XFEL and NMR Structures of Francisella Lipoprotein Reveal Conformational Space of Drug Target against Tularemia

• Published in: Structure (London) Vol. 28; no. 5
• Main Authors: Zook, James, Shekhar, Mrinal, Hansen, Debra, Conrad, Chelsie, Grant, Thomas, Gupta, Chitrak, White, Thomas, Barty, Anton, Basu, Shibom, Zhao, Yun, Zatsepin, Nadia, Ishchenko, Andrii, Batyuk, Alex, Gati, Cornelius, Li, Chufeng, Galli, Lorenzo, Coe, Jesse, Hunter, Mark, Liang, Meng, Weierstall, Uwe, Nelson, Garret, James, Daniel, Stauch, Benjamin, Craciunescu, Felicia, Thifault, Darren, Liu, Wei, Cherezov, Vadim, Singharoy, Abhishek, Fromme, Petra
• Format: Journal Article
• Language: English
• Published: United Kingdom Elsevier 01.05.2020
• Subjects: BASIC BIOLOGICAL SCIENCES; computational chemistry; drug discovery; Francisella tularensis; intergrative modeling; molecular biophysics; NMR spectroscopy; serial femtosecond crystallography; X-ray crystallography
• ISSN: 0969-2126; 1878-4186

Francisella tularensis is the causative agent for the potentially fatal disease tularemia.
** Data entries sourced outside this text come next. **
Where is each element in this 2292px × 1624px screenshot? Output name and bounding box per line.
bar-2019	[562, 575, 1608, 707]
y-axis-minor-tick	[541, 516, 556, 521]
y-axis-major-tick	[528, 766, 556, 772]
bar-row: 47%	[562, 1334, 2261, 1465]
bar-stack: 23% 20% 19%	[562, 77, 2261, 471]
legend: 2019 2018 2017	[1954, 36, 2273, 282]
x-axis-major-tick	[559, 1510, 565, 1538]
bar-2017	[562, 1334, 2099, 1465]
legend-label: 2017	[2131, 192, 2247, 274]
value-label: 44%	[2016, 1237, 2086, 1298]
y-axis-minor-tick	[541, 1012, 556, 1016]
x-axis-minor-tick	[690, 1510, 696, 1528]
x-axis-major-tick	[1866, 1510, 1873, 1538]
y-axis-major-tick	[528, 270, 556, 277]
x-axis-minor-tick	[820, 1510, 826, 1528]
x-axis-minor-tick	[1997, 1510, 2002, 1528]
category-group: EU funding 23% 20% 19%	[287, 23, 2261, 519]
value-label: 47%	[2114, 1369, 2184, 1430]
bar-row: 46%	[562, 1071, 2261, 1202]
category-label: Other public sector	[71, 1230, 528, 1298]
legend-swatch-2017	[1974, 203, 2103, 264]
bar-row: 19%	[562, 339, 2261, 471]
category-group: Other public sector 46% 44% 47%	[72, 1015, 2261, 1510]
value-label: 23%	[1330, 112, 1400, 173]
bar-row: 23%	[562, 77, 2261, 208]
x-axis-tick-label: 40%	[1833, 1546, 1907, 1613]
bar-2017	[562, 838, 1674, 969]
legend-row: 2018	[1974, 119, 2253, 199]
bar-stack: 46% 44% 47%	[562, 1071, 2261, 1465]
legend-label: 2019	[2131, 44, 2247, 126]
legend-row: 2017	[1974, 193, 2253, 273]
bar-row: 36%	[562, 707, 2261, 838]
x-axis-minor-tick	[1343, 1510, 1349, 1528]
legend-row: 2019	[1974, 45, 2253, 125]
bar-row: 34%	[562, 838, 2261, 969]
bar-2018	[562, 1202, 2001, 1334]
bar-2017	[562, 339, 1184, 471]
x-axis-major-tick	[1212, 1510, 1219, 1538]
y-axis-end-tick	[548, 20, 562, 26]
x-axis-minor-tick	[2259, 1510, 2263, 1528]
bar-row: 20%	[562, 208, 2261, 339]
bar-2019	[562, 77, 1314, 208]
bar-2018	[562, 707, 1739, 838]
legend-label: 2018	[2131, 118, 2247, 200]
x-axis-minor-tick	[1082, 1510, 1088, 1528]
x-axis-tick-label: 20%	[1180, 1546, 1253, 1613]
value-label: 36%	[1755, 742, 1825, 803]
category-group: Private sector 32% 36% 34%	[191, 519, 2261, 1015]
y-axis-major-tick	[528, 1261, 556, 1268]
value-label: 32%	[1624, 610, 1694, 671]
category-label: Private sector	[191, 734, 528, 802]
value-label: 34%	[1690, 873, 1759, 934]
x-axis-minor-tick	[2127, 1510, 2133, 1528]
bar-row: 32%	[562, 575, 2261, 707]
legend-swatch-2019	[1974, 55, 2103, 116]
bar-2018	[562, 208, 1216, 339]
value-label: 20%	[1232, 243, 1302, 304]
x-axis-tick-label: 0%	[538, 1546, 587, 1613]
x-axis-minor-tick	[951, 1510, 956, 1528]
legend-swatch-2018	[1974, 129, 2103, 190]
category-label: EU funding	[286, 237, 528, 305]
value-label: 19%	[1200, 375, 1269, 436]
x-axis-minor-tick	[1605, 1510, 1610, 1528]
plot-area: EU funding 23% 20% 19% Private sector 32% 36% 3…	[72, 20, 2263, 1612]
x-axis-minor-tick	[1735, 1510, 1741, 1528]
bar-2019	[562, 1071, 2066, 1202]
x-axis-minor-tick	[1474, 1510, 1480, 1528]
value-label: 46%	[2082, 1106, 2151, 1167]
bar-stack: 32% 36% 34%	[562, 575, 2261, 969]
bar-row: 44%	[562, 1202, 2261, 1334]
The lipoprotein Flpp3 has been identified as a virulence determinant of tularemia with no sequence homology outside the Francisella genus. We report a room temperature structure of Flpp3 determined by serial femtosecond crystallography that exists in a significantly different conformation than previously described by the NMR-determined structure. Furthermore, we investigated the conformational space and energy barriers between these two structures by molecular dynamics umbrella sampling and identified three low-energy intermediate states, transitions between which readily occur at room temperature. We have also begun to investigate organic compounds in silico that may act as inhibitors to Flpp3. This work paves the road to developing targeted therapeutics against tularemia and aides in our understanding of the disease mechanisms of tularemia.